Я перся по мосту – «Большое Карло» яростно сопротивлялось, вибрировало всеми своими шпангоутами. Оно полоскало меня, словно старую газету, захваченную ураганом, грозя скинуть под колеса машин или с огромной высоты грохнуть на лёд Москвы-реки. Обалдевшие машины сигналили, я дрыгал в воздухе ногами. На противоположном берегу меня сдуло в гранитную пропасть. Пролетев по воздуху, я врезался в землю у бассейна «Чайка». Спрятанный от ветра домами, по безлюдной Остоженке добрался до дома. Теперь требовалось поднять холст на четвёртый этаж. Вращая огромную плоскость, я битый час ввинчивался вверх по лестничным пролётам. Я разбудил всех поселенцев, но чудесный подарок ночи впихнул внутрь.

Отовсюду на меня смотрели тревожные глаза художников: раздавленный подрамником на полу, в темноте я пытался пролезть к свету.

Античный подвиг прославил меня в коммуне Чистого переулка, как Одиссея Троянский конь*. Целую неделю я ходил гоголем*. В скрижалях творческих сквотов 90-х этот подвиг был записан как «Укрощение Большого Карло». До самого Армагеддона «Карло» занимало целиком стену большой комнаты, соблазняя на живописный подвиг художников. Но никто так и не решился нарушить статус-кво*.

Через десять лет в поезде Москва – Одесса, в нашей компании в купе директор ЦДХ рассказала удивительный случай: чудо об исчезновения огромного холста с фасада музея во время подготовки выставки итальянского керамиста Карло Дзаули. Я не раскололся…

Проблема выпивки и корма в нашей коммуне существовала. Поэтому мы с Манчо часто нанимались на различные подённые работы, обеспечивали нашу семью макаронами с тушёнкой, выпивкой и веселящими снадобьями.

У Эда было огромное блюдо, расписанное ромашками и стрекозами: туда высыпали три кастрюли макарон и шесть банок тушёнки, перемешивали с перцем. Особенно Эд вгрызался, словно пиранья, в тушёнку. Макароны падали ему на коленки и на манишку воинской гимнастёрки, которую он, кажется, никогда не снимал.

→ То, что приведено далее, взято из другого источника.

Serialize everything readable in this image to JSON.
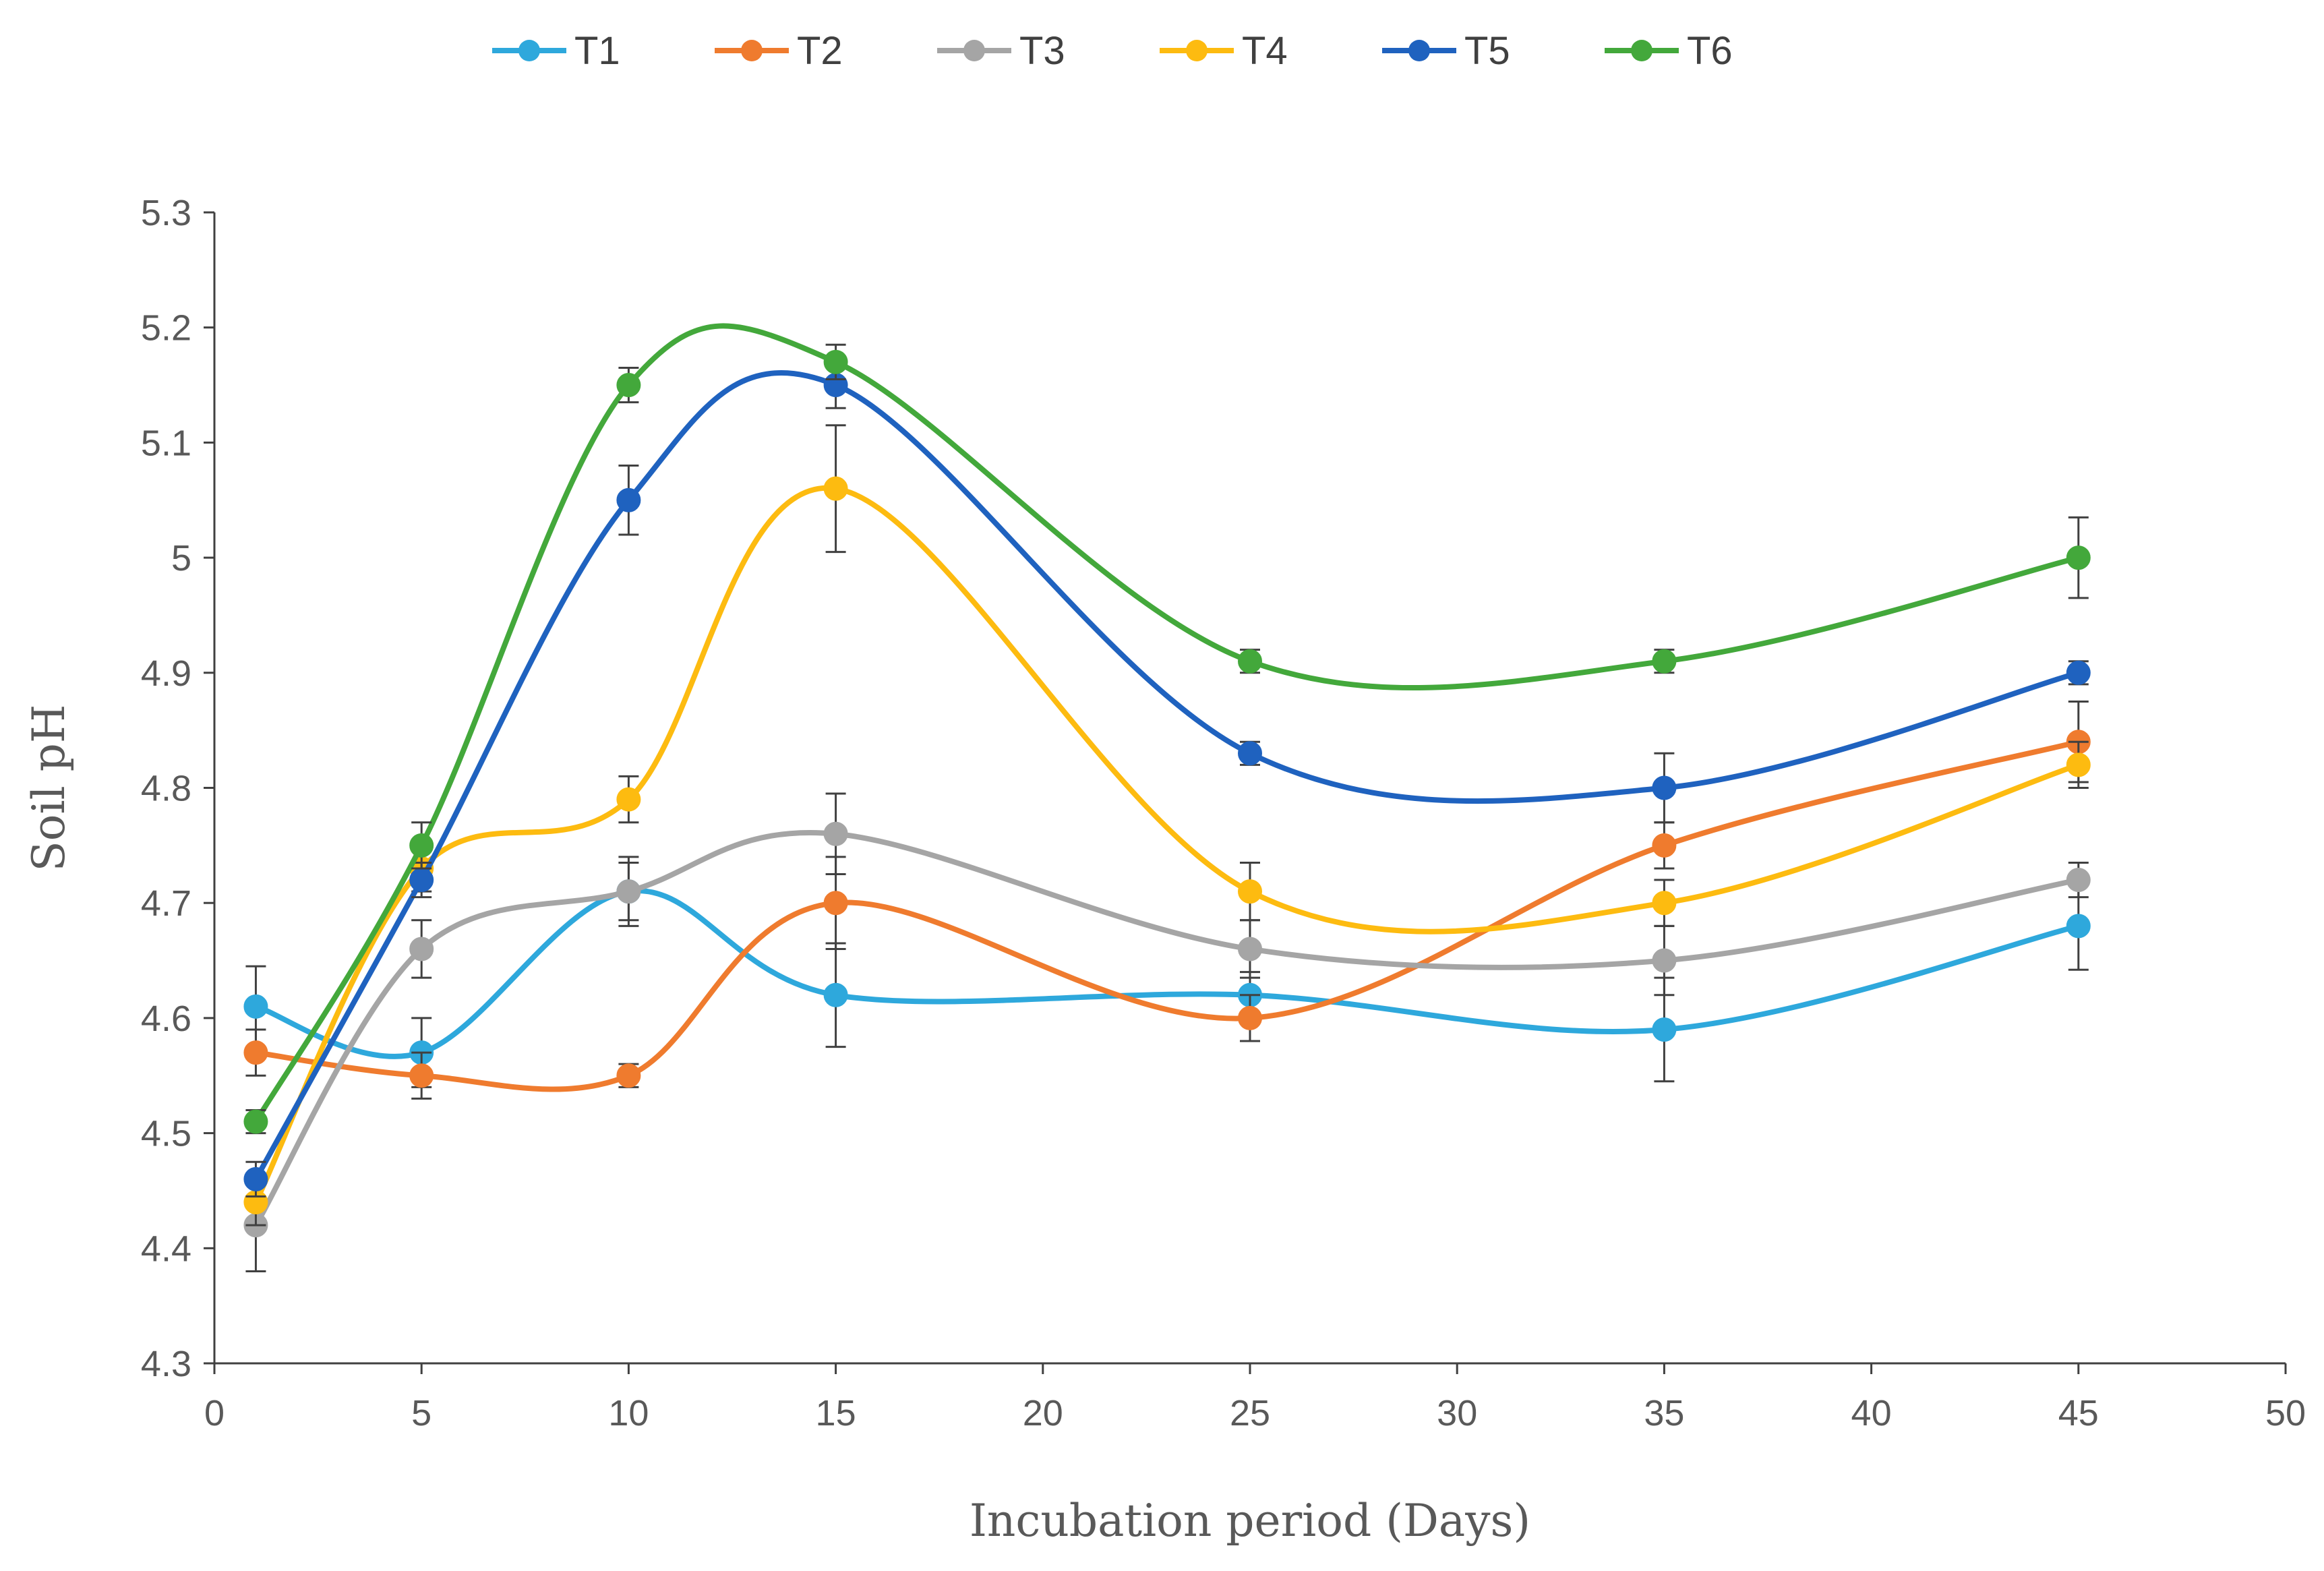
{
  "chart_data": {
    "type": "line",
    "title": "",
    "xlabel": "Incubation period (Days)",
    "ylabel": "Soil pH",
    "xlim": [
      0,
      50
    ],
    "ylim": [
      4.3,
      5.3
    ],
    "x_ticks": [
      "0",
      "5",
      "10",
      "15",
      "20",
      "25",
      "30",
      "35",
      "40",
      "45",
      "50"
    ],
    "y_ticks": [
      "4.3",
      "4.4",
      "4.5",
      "4.6",
      "4.7",
      "4.8",
      "4.9",
      "5",
      "5.1",
      "5.2",
      "5.3"
    ],
    "grid": false,
    "legend_position": "top-center",
    "x": [
      1,
      5,
      10,
      15,
      25,
      35,
      45
    ],
    "series": [
      {
        "name": "T1",
        "color": "#2ea8dc",
        "values": [
          4.61,
          4.57,
          4.71,
          4.62,
          4.62,
          4.59,
          4.68
        ],
        "errors": [
          0.035,
          0.03,
          0.025,
          0.045,
          0.02,
          0.045,
          0.038
        ]
      },
      {
        "name": "T2",
        "color": "#ef7b2e",
        "values": [
          4.57,
          4.55,
          4.55,
          4.7,
          4.6,
          4.75,
          4.84
        ],
        "errors": [
          0.02,
          0.02,
          0.01,
          0.04,
          0.02,
          0.02,
          0.035
        ]
      },
      {
        "name": "T3",
        "color": "#a5a5a5",
        "values": [
          4.42,
          4.66,
          4.71,
          4.76,
          4.66,
          4.65,
          4.72
        ],
        "errors": [
          0.04,
          0.025,
          0.03,
          0.035,
          0.025,
          0.03,
          0.015
        ]
      },
      {
        "name": "T4",
        "color": "#fdbb10",
        "values": [
          4.44,
          4.73,
          4.79,
          5.06,
          4.71,
          4.7,
          4.82
        ],
        "errors": [
          0.02,
          0.02,
          0.02,
          0.055,
          0.025,
          0.02,
          0.02
        ]
      },
      {
        "name": "T5",
        "color": "#1f62bf",
        "values": [
          4.46,
          4.72,
          5.05,
          5.15,
          4.83,
          4.8,
          4.9
        ],
        "errors": [
          0.015,
          0.015,
          0.03,
          0.02,
          0.01,
          0.03,
          0.01
        ]
      },
      {
        "name": "T6",
        "color": "#43a83b",
        "values": [
          4.51,
          4.75,
          5.15,
          5.17,
          4.91,
          4.91,
          5.0
        ],
        "errors": [
          0.01,
          0.02,
          0.015,
          0.015,
          0.01,
          0.01,
          0.035
        ]
      }
    ]
  }
}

Главным источником дохода была чистка крыш от снега и прочие высотные работы. Мы чистили крыши на Арбате, в Грузинском центре, на Кропоткинской, в библиотеке Тургенева и в Пушкинском музее, на Остоженке в Зачатьевском монастыре и на крутобоких крышах сталинского жилого сектора. Места были чудные. Район между улицей Остоженкой и набережной Москвы-реки был, наверное, последнем оазисом нетронутой архитектуры. Казалось, кто может уничтожить деревянные купеческие флигели, кривые улочки в лабиринте сказочных мистерий, пережившие суровые времена советского панельного строительства? Весь этот потрёпанный муравейник стоял, уверенный в своем светлом будущем.